2020-08-30 23:08:00 | 
『最後の言葉の村へ 消滅危機言語タヤップを話す人々との30年』 ドン・クリック 上京恵訳 原書房
 言語が消えるとき、何が消えるのか?グローバリズムに呑み込まれゆくパプアニューギニアの村ガプンの人々と寝食を共にし、消滅危機言語を30年間にわたって調査してきた言語人類学者によるルポルタージュ。
 お下品な言葉使い、子供への接し方、若者のラブレター等、民俗学的にもおもしろいと思う。若者が消えゆく言葉をしゃべると長老たちに違うと馬鹿にされるので、しゃべらないという理由には驚いた。また、熱帯雨林の奥の村に日本軍が来たという話にはビックリ。強盗に襲われ、村人が殺されたことも。そして、だまされるばかりの村人に胸が痛んだ。

『文藝春秋2020年9月号』
 芥川賞受賞作を読む。今期の芥川賞は、読みやすくておもしろかった。
『破局』 遠野遥
 私を阻むものは、私自身にほかならない――ラグビー、筋トレ、恋とセックス。ふたりの女を行き来する、いびつなキャンパスライフ。

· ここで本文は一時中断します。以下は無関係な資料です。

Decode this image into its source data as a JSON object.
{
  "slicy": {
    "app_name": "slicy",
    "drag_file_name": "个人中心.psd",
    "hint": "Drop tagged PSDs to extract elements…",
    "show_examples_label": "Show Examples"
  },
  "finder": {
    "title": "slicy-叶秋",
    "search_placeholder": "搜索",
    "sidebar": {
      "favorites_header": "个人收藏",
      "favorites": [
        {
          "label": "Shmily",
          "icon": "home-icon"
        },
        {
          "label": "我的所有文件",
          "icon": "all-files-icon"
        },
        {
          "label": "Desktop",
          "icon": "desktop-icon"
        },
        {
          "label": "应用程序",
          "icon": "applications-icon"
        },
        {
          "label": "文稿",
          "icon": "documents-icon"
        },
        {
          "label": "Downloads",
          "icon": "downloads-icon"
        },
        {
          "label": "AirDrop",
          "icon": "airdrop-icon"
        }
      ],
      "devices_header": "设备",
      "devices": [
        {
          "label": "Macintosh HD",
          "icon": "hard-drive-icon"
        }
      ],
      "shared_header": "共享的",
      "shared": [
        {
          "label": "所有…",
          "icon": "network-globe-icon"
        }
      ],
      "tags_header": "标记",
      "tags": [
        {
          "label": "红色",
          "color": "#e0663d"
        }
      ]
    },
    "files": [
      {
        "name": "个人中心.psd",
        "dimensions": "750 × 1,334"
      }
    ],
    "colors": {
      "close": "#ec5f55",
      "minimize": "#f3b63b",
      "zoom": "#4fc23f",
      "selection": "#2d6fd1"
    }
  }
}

 突き放したような文体と虚無感がなんともいえない雰囲気をもっている。出てくる人たちが少しずつずれているのが怖い感じ。でも、世間の人って何かが少しずつずれているものかも。
『首里の馬』 高山羽根子
 沖縄の古びた郷土資料館に眠る数多の記録。中学生の頃から資料の整理を手伝っている未名子は、世界の果ての遠く隔たった場所にいるひとたちにオンライン通話でクイズを出題するオペレーターの仕事をしていた。ある台風の夜、幻の宮古馬が庭に迷いこんできて……。
 オペレーターの相手に驚く。孤独を意識させられるが、人はつながっていたい生き物なのだと再確認させられた。